This 'White Privilege Checklist' For Students Is EVERYTHING

"I can choose blemish cover or bandages in flesh color"

Making the rounds at San Diego State University is a new quiz giving students in a sociology class a chance to earn extra credit by rating their level of "white privilege."

This "White Privilege Checklist" offered by Professor Dae Elliott includes a list of 20 questions that demonstrate how “racial privilege is one form of privilege.” The often ridiculous questions go as far as to ask students about the prevalence of bandages that match a certain skin tone in the market place, along with questions about having the "privilege" of being late to important meetings. Some samples:

I can choose blemish cover or bandages in flesh color and have them more or less match my skin.

I can be late to a meeting without having the lateness reflect on my race.

I am not made acutely aware that my shape, bearing, or body odor will be taken as a reflection on my race.

I can enroll in a class at college and be sure that the majority of my professors will be of my race.

The quiz finishes by urging students to be aware of other privileges like “gender, sexual orientation, class, and religion.” Once complete, students then add up their scores to determine their level of privilege; the higher the score, the whiter the privilege.

Extra credit comes only after students ask a set of follow-up questions from the professor such as: “Were you surprised by your score, or did it confirm what you already knew?

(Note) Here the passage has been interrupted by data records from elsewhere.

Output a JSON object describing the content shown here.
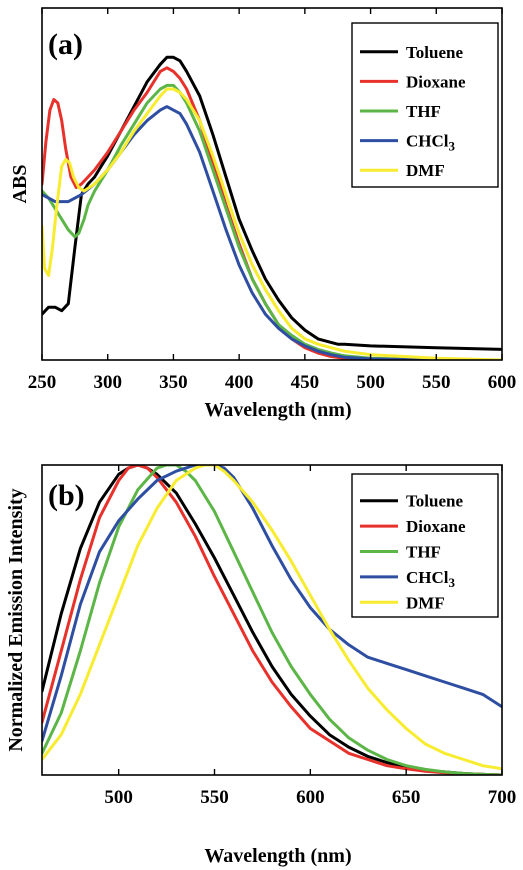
{
  "chart_data": [
    {
      "type": "line",
      "panel_label": "(a)",
      "xlabel": "Wavelength (nm)",
      "ylabel": "ABS",
      "xlim": [
        250,
        600
      ],
      "ylim": [
        0,
        1.0
      ],
      "xticks": [
        250,
        300,
        350,
        400,
        450,
        500,
        550,
        600
      ],
      "y_tick_labels": false,
      "legend_position": "top-right",
      "grid": false,
      "series": [
        {
          "name": "Toluene",
          "color": "#000000",
          "x": [
            250,
            255,
            260,
            265,
            270,
            275,
            280,
            285,
            290,
            295,
            300,
            310,
            320,
            330,
            340,
            345,
            350,
            355,
            360,
            370,
            380,
            390,
            400,
            410,
            420,
            430,
            440,
            450,
            460,
            470,
            475,
            480,
            500,
            550,
            600
          ],
          "y": [
            0.13,
            0.15,
            0.15,
            0.14,
            0.16,
            0.32,
            0.47,
            0.5,
            0.52,
            0.55,
            0.58,
            0.65,
            0.72,
            0.79,
            0.84,
            0.86,
            0.86,
            0.85,
            0.82,
            0.75,
            0.64,
            0.52,
            0.4,
            0.31,
            0.23,
            0.17,
            0.12,
            0.085,
            0.06,
            0.05,
            0.045,
            0.045,
            0.04,
            0.035,
            0.03
          ]
        },
        {
          "name": "Dioxane",
          "color": "#e8312b",
          "x": [
            250,
            253,
            256,
            259,
            262,
            265,
            268,
            272,
            276,
            280,
            285,
            290,
            300,
            310,
            320,
            330,
            340,
            345,
            350,
            355,
            360,
            370,
            380,
            390,
            400,
            410,
            420,
            430,
            440,
            450,
            460,
            470,
            480,
            500,
            550,
            600
          ],
          "y": [
            0.5,
            0.62,
            0.71,
            0.74,
            0.73,
            0.68,
            0.6,
            0.52,
            0.49,
            0.5,
            0.52,
            0.54,
            0.59,
            0.65,
            0.71,
            0.76,
            0.82,
            0.83,
            0.82,
            0.8,
            0.77,
            0.68,
            0.56,
            0.44,
            0.33,
            0.23,
            0.16,
            0.1,
            0.06,
            0.035,
            0.02,
            0.01,
            0.005,
            0.0,
            0.0,
            0.0
          ]
        },
        {
          "name": "THF",
          "color": "#5cb647",
          "x": [
            250,
            255,
            260,
            265,
            270,
            275,
            278,
            282,
            285,
            290,
            300,
            310,
            320,
            330,
            340,
            345,
            350,
            355,
            360,
            370,
            380,
            390,
            400,
            410,
            420,
            430,
            440,
            450,
            460,
            470,
            480,
            500,
            550,
            600
          ],
          "y": [
            0.48,
            0.46,
            0.43,
            0.4,
            0.37,
            0.35,
            0.36,
            0.4,
            0.44,
            0.48,
            0.54,
            0.61,
            0.67,
            0.73,
            0.77,
            0.78,
            0.78,
            0.76,
            0.73,
            0.65,
            0.54,
            0.43,
            0.32,
            0.23,
            0.16,
            0.1,
            0.07,
            0.045,
            0.03,
            0.02,
            0.012,
            0.005,
            0.0,
            0.0
          ]
        },
        {
          "name": "CHCl3",
          "display_name_base": "CHCl",
          "display_name_sub": "3",
          "color": "#2e4ea2",
          "x": [
            250,
            255,
            260,
            265,
            270,
            275,
            280,
            290,
            300,
            310,
            320,
            330,
            340,
            345,
            350,
            355,
            360,
            370,
            380,
            390,
            400,
            410,
            420,
            430,
            440,
            450,
            460,
            470,
            480,
            500,
            550,
            600
          ],
          "y": [
            0.47,
            0.46,
            0.45,
            0.45,
            0.45,
            0.46,
            0.47,
            0.5,
            0.54,
            0.59,
            0.64,
            0.68,
            0.71,
            0.72,
            0.71,
            0.7,
            0.67,
            0.59,
            0.48,
            0.37,
            0.27,
            0.19,
            0.13,
            0.09,
            0.06,
            0.04,
            0.025,
            0.015,
            0.008,
            0.003,
            0.0,
            0.0
          ]
        },
        {
          "name": "DMF",
          "color": "#f7ec2f",
          "x": [
            250,
            252,
            255,
            258,
            261,
            265,
            268,
            271,
            274,
            278,
            282,
            286,
            290,
            300,
            310,
            320,
            330,
            340,
            345,
            350,
            355,
            360,
            370,
            380,
            390,
            400,
            410,
            420,
            430,
            440,
            450,
            460,
            470,
            480,
            500,
            550,
            600
          ],
          "y": [
            0.38,
            0.26,
            0.24,
            0.32,
            0.43,
            0.55,
            0.57,
            0.56,
            0.52,
            0.49,
            0.48,
            0.49,
            0.5,
            0.54,
            0.59,
            0.65,
            0.7,
            0.75,
            0.77,
            0.77,
            0.76,
            0.74,
            0.68,
            0.58,
            0.47,
            0.36,
            0.27,
            0.2,
            0.14,
            0.09,
            0.06,
            0.045,
            0.035,
            0.025,
            0.015,
            0.005,
            0.0
          ]
        }
      ]
    },
    {
      "type": "line",
      "panel_label": "(b)",
      "xlabel": "Wavelength (nm)",
      "ylabel": "Normalized Emission Intensity",
      "xlim": [
        460,
        700
      ],
      "ylim": [
        0,
        1.0
      ],
      "xticks": [
        500,
        550,
        600,
        650,
        700
      ],
      "y_tick_labels": false,
      "legend_position": "top-right",
      "grid": false,
      "series": [
        {
          "name": "Toluene",
          "color": "#000000",
          "x": [
            460,
            470,
            480,
            490,
            500,
            505,
            510,
            515,
            520,
            530,
            540,
            550,
            560,
            570,
            580,
            590,
            600,
            610,
            620,
            630,
            640,
            650,
            660,
            670,
            680,
            690,
            700
          ],
          "y": [
            0.27,
            0.52,
            0.73,
            0.88,
            0.97,
            0.99,
            1.0,
            0.99,
            0.97,
            0.91,
            0.81,
            0.7,
            0.58,
            0.46,
            0.35,
            0.26,
            0.19,
            0.13,
            0.09,
            0.06,
            0.04,
            0.025,
            0.015,
            0.01,
            0.005,
            0.002,
            0.0
          ]
        },
        {
          "name": "Dioxane",
          "color": "#e8312b",
          "x": [
            460,
            470,
            480,
            490,
            500,
            505,
            510,
            515,
            520,
            530,
            540,
            550,
            560,
            570,
            580,
            590,
            600,
            610,
            620,
            630,
            640,
            650,
            660,
            670,
            680,
            690,
            700
          ],
          "y": [
            0.17,
            0.4,
            0.63,
            0.83,
            0.95,
            0.99,
            1.0,
            0.99,
            0.96,
            0.88,
            0.77,
            0.64,
            0.52,
            0.4,
            0.3,
            0.22,
            0.15,
            0.11,
            0.07,
            0.05,
            0.03,
            0.02,
            0.012,
            0.007,
            0.004,
            0.002,
            0.0
          ]
        },
        {
          "name": "THF",
          "color": "#5cb647",
          "x": [
            460,
            470,
            480,
            490,
            500,
            510,
            520,
            525,
            530,
            535,
            540,
            550,
            560,
            570,
            580,
            590,
            600,
            610,
            620,
            630,
            640,
            650,
            660,
            670,
            680,
            690,
            700
          ],
          "y": [
            0.07,
            0.2,
            0.4,
            0.62,
            0.8,
            0.92,
            0.99,
            1.0,
            1.0,
            0.98,
            0.95,
            0.85,
            0.72,
            0.59,
            0.46,
            0.35,
            0.26,
            0.18,
            0.12,
            0.08,
            0.05,
            0.03,
            0.018,
            0.01,
            0.005,
            0.002,
            0.0
          ]
        },
        {
          "name": "CHCl3",
          "display_name_base": "CHCl",
          "display_name_sub": "3",
          "color": "#2e4ea2",
          "x": [
            460,
            470,
            480,
            490,
            500,
            510,
            520,
            530,
            540,
            545,
            550,
            555,
            560,
            570,
            580,
            590,
            600,
            610,
            620,
            630,
            640,
            650,
            660,
            670,
            680,
            690,
            700
          ],
          "y": [
            0.11,
            0.32,
            0.55,
            0.72,
            0.82,
            0.89,
            0.95,
            0.98,
            1.0,
            1.0,
            1.0,
            0.99,
            0.96,
            0.86,
            0.74,
            0.63,
            0.54,
            0.47,
            0.42,
            0.38,
            0.36,
            0.34,
            0.32,
            0.3,
            0.28,
            0.26,
            0.22
          ]
        },
        {
          "name": "DMF",
          "color": "#f7ec2f",
          "x": [
            460,
            470,
            480,
            490,
            500,
            510,
            520,
            530,
            540,
            545,
            550,
            555,
            560,
            570,
            580,
            590,
            600,
            610,
            620,
            630,
            640,
            650,
            660,
            670,
            680,
            690,
            700
          ],
          "y": [
            0.05,
            0.13,
            0.26,
            0.42,
            0.58,
            0.74,
            0.86,
            0.95,
            0.99,
            1.0,
            1.0,
            0.98,
            0.95,
            0.88,
            0.79,
            0.69,
            0.58,
            0.47,
            0.37,
            0.28,
            0.21,
            0.15,
            0.1,
            0.07,
            0.05,
            0.03,
            0.02
          ]
        }
      ]
    }
  ]
}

Why is privilege normally invisible and what does it feel like to make it visible? Do you think this exercise is different for white students than for students of color? For black students than for Asian, Indian, Latino/a students, or other students of color?”

Speaking with The College Fix, Professor Elliott said she only wanted to highlight "invisible" injustices.

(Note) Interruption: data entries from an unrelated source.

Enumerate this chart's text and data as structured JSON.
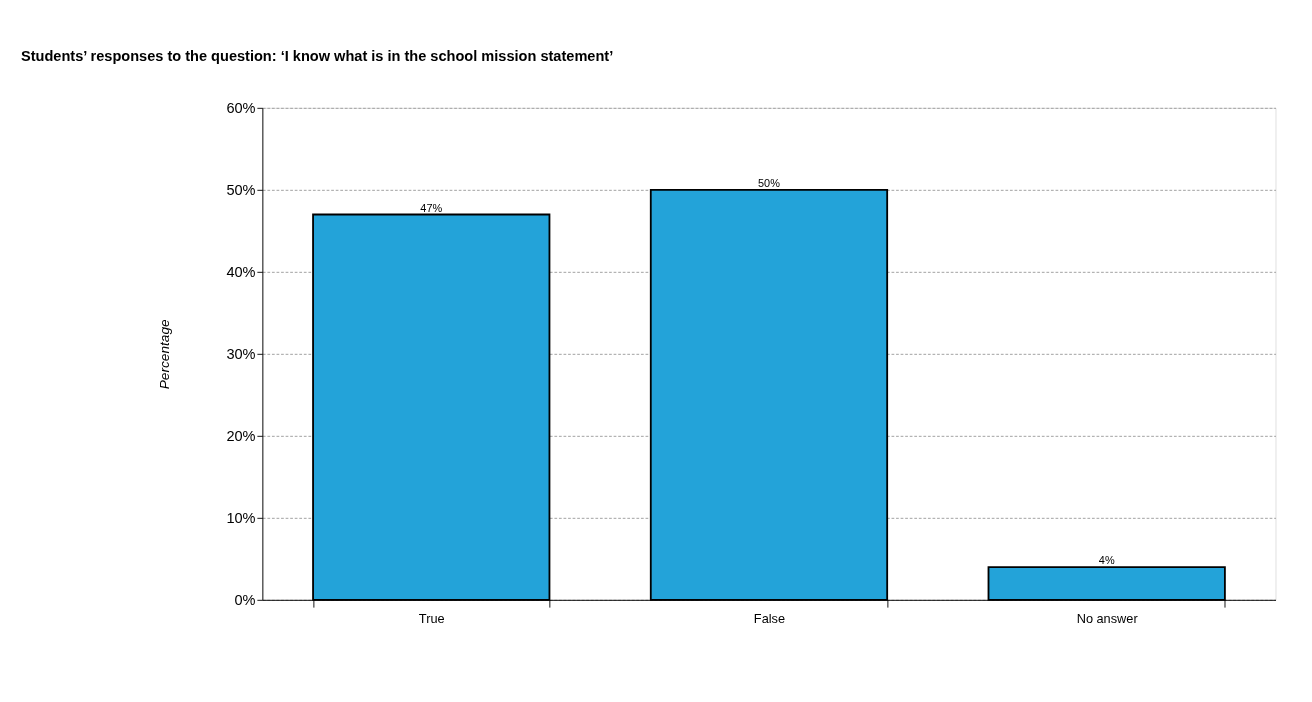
{
  "chart_data": {
    "type": "bar",
    "title": "Students’ responses to the question: ‘I know what is in the school mission statement’",
    "ylabel": "Percentage",
    "categories": [
      "True",
      "False",
      "No answer"
    ],
    "values": [
      47,
      50,
      4
    ],
    "value_labels": [
      "47%",
      "50%",
      "4%"
    ],
    "color": "#23a3d9",
    "ylim": [
      0,
      60
    ],
    "yticks": [
      {
        "value": 0,
        "label": "0%"
      },
      {
        "value": 10,
        "label": "10%"
      },
      {
        "value": 20,
        "label": "20%"
      },
      {
        "value": 30,
        "label": "30%"
      },
      {
        "value": 40,
        "label": "40%"
      },
      {
        "value": 50,
        "label": "50%"
      },
      {
        "value": 60,
        "label": "60%"
      }
    ],
    "grid": "y"
  }
}
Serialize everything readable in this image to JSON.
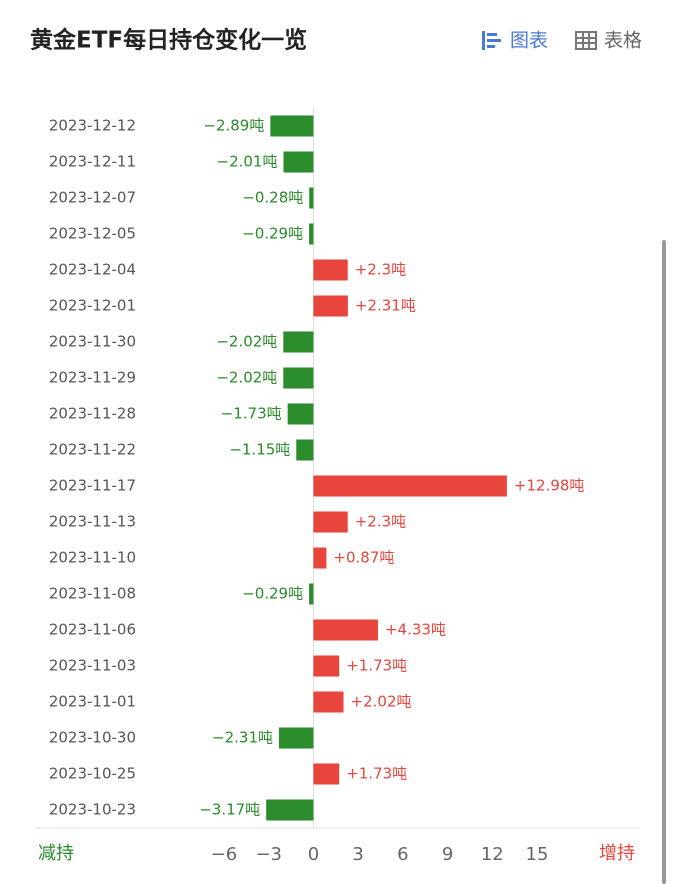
{
  "tabs": [
    "图表",
    "表格"
  ],
  "chart_data": {
    "type": "barh",
    "title": "黄金ETF每日持仓变化一览",
    "categories": [
      "2023-12-12",
      "2023-12-11",
      "2023-12-07",
      "2023-12-05",
      "2023-12-04",
      "2023-12-01",
      "2023-11-30",
      "2023-11-29",
      "2023-11-28",
      "2023-11-22",
      "2023-11-17",
      "2023-11-13",
      "2023-11-10",
      "2023-11-08",
      "2023-11-06",
      "2023-11-03",
      "2023-11-01",
      "2023-10-30",
      "2023-10-25",
      "2023-10-23"
    ],
    "values": [
      -2.89,
      -2.01,
      -0.28,
      -0.29,
      2.3,
      2.31,
      -2.02,
      -2.02,
      -1.73,
      -1.15,
      12.98,
      2.3,
      0.87,
      -0.29,
      4.33,
      1.73,
      2.02,
      -2.31,
      1.73,
      -3.17
    ],
    "value_labels": [
      "−2.89吨",
      "−2.01吨",
      "−0.28吨",
      "−0.29吨",
      "+2.3吨",
      "+2.31吨",
      "−2.02吨",
      "−2.02吨",
      "−1.73吨",
      "−1.15吨",
      "+12.98吨",
      "+2.3吨",
      "+0.87吨",
      "−0.29吨",
      "+4.33吨",
      "+1.73吨",
      "+2.02吨",
      "−2.31吨",
      "+1.73吨",
      "−3.17吨"
    ],
    "positive_color": "#e8453c",
    "negative_color": "#2a8c2a",
    "xlim": [
      -6,
      15
    ],
    "xticks": [
      {
        "value": -6,
        "label": "−6"
      },
      {
        "value": -3,
        "label": "−3"
      },
      0,
      3,
      6,
      9,
      12,
      15
    ],
    "decrease_label": "减持",
    "increase_label": "增持"
  }
}
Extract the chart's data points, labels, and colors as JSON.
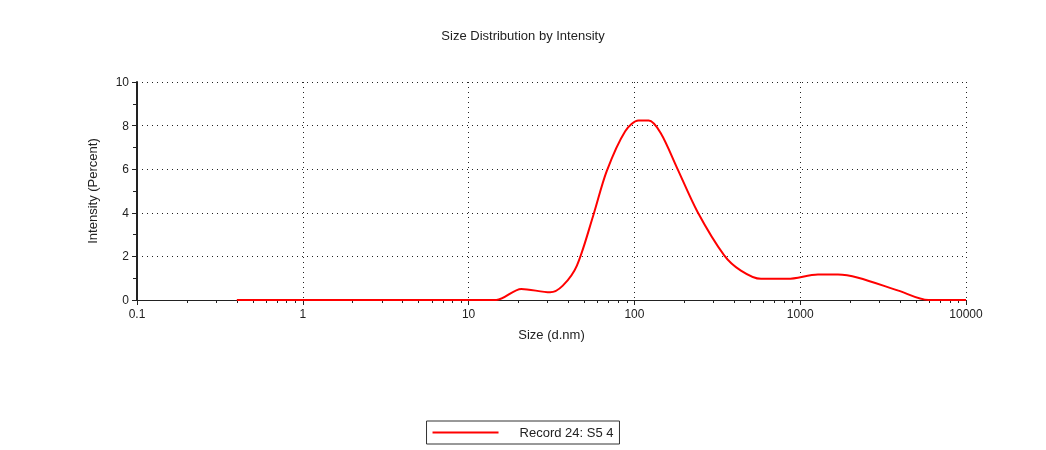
{
  "chart_data": {
    "type": "line",
    "title": "Size Distribution by Intensity",
    "xlabel": "Size (d.nm)",
    "ylabel": "Intensity (Percent)",
    "log": "x",
    "xlim": [
      0.1,
      10000
    ],
    "xticks": [
      0.1,
      1,
      10,
      100,
      1000,
      10000
    ],
    "ylim": [
      0,
      10
    ],
    "yticks": [
      0,
      2,
      4,
      6,
      8,
      10
    ],
    "grid": true,
    "legend": "bottom",
    "marker": "none",
    "line_style": "solid",
    "series": [
      {
        "name": "Record 24: S5 4",
        "color": "#ff0000",
        "x": [
          0.4,
          1,
          5,
          10,
          14.7,
          20.8,
          31,
          37,
          45,
          56.6,
          68,
          88,
          106,
          122,
          144,
          181,
          240,
          348,
          439,
          580,
          841,
          1279,
          1690,
          2237,
          3910,
          5940,
          10000
        ],
        "values": [
          0,
          0,
          0,
          0,
          0,
          0.51,
          0.35,
          0.66,
          1.58,
          3.9,
          5.9,
          7.74,
          8.23,
          8.23,
          7.66,
          6.05,
          4.05,
          2.05,
          1.35,
          0.97,
          0.97,
          1.17,
          1.17,
          1.02,
          0.43,
          0,
          0
        ]
      }
    ]
  }
}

“Only through processes that allow us to share intersubjectively, weigh all of our perspectives according to amount of shareable empirical evidence can we approximate an objective understanding of our society,” she said. “It may never be perfect, in fact, I am sure we will always be improving but it is a better response if we are truly seekers of what is truth, what is reality. In a society that values fairness, our injustices that are institutionalized are often made invisible.”

She added that her questions ask "students to step out of their subjectivity, extend their understanding and begin to be a conscious part of understanding and hence gaining more power and agency to effect change.”

San Diego State University College Republicans President Brandon Jones blasted the quiz as just "another attempt by the Left, and Professor Elliot, to divide America."

“The Left’s political goal is to ensure that minorities in America perpetuate that their primary problem is white racism. This only furthers the portrayal of minorities in America as victims and does nothing to help contribute to their advancement in society,” Jones told The College Fix.